I do know we need to keep trying. Keep showing up for our kids. Keep believing in them. Keep hugging them. Keep telling them you are proud of them.
I do know motherhood is always hard . . . it is overwhelming, stressful, lonely, challenging, chaotic, consuming, exhausting and heartbreaking at times. It takes a lot of grit. You will always have struggles, bad days and worries in every stage, at every age. But motherhood is also beautiful, hopeful, fun, joyous, fulfilling, magical, amazing and rewarding. And you will have days when your heart swells with so much pride for these amazing kids who call you mom. Motherhood . . . it is never an easy job, but it is always worth it.
I do know there are no perfect mothers or perfect kids– no matter how wonderful they look on social media.
I do know we need less judgement and more support of each other. Every child, every mother and every situation is unique. We never have a right to judge another mom, but we always have the power to help and be kind.
I do know that motherhood is bittersweet . . . the years are short. You will always wish you had more time. Our kids grow up and it makes us proud and breaks our heart all at the same time.
I do know that you will not enjoy every moment of motherhood and that’s okay. There will be tantrums and puke and messes and stresses. There will be arguments and failing grades and bad choices. But there will also be moments that will take your breath away. Moments that are so special, so joyful and so beautiful it will bring tears to your eyes. You will treasure the good days and tuck those memories away in your heart forever. And those will be the days you always remember.
I do know that motherhood never ends . . . you will always be their mom. Their home. Their safe space. Their calm. Their support. You are the one who accepts and loves them unconditionally. And this will never change – no matter how big they get or how far away they move from home.
And I do know . . . you will survive. You are stronger than you think. There is always hope. By the grace of God, you will make it through. And you will be a better person because of it. You will be the best version of YOU because of the love you have for your kids.

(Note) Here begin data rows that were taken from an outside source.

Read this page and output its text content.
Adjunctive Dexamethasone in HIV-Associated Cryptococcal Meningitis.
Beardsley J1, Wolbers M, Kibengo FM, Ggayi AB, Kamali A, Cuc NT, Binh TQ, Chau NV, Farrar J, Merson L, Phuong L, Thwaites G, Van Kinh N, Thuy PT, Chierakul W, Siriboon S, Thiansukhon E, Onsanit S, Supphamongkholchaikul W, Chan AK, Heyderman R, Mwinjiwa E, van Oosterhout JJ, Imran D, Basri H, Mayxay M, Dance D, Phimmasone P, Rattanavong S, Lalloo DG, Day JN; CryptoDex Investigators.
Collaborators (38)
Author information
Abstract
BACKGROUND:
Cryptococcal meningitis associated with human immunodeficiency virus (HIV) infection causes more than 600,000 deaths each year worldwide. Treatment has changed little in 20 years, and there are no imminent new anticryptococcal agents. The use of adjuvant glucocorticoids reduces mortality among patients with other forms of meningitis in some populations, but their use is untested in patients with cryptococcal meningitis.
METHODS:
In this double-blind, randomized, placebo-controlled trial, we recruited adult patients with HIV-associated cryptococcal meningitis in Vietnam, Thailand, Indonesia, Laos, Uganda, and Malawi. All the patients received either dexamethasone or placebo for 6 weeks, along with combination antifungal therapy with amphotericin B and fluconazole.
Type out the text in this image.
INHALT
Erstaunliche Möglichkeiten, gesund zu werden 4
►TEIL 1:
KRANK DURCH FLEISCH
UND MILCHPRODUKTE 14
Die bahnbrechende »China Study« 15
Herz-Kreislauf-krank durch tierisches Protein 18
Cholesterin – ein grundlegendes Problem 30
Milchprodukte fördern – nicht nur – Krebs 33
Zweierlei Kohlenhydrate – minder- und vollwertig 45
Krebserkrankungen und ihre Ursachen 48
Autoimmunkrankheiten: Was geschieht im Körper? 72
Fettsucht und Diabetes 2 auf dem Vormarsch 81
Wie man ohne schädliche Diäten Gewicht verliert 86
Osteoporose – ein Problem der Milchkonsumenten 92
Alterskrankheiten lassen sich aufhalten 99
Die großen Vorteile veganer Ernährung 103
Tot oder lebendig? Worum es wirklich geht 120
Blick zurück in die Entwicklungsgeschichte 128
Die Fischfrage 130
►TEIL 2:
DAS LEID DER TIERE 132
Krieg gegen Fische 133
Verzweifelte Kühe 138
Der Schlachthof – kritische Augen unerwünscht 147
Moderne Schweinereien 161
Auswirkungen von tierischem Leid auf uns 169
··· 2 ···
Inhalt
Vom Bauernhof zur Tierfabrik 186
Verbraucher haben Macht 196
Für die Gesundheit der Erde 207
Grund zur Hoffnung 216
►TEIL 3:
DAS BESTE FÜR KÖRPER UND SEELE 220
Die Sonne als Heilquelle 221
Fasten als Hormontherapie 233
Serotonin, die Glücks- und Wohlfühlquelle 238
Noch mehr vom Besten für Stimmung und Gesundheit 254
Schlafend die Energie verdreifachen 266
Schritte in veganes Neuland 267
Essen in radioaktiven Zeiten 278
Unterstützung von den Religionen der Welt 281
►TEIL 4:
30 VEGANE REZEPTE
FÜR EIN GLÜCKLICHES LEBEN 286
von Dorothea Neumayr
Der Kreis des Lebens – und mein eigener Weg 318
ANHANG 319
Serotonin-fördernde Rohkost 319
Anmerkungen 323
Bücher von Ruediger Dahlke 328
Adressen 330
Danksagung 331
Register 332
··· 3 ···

And every day, I know that I am overwhelmingly grateful for this gift of motherhood. It is beautiful and messy, but always the greatest honor to raise our sweet babies. These children are our heart. They are extraordinary. They are priceless. They are ours. They are worth it. And I fall to my knees and thank God every day for trusting me with these beautiful lives and giving me the blessing of watching them grow. How truly amazing it is . . . to be a Mom!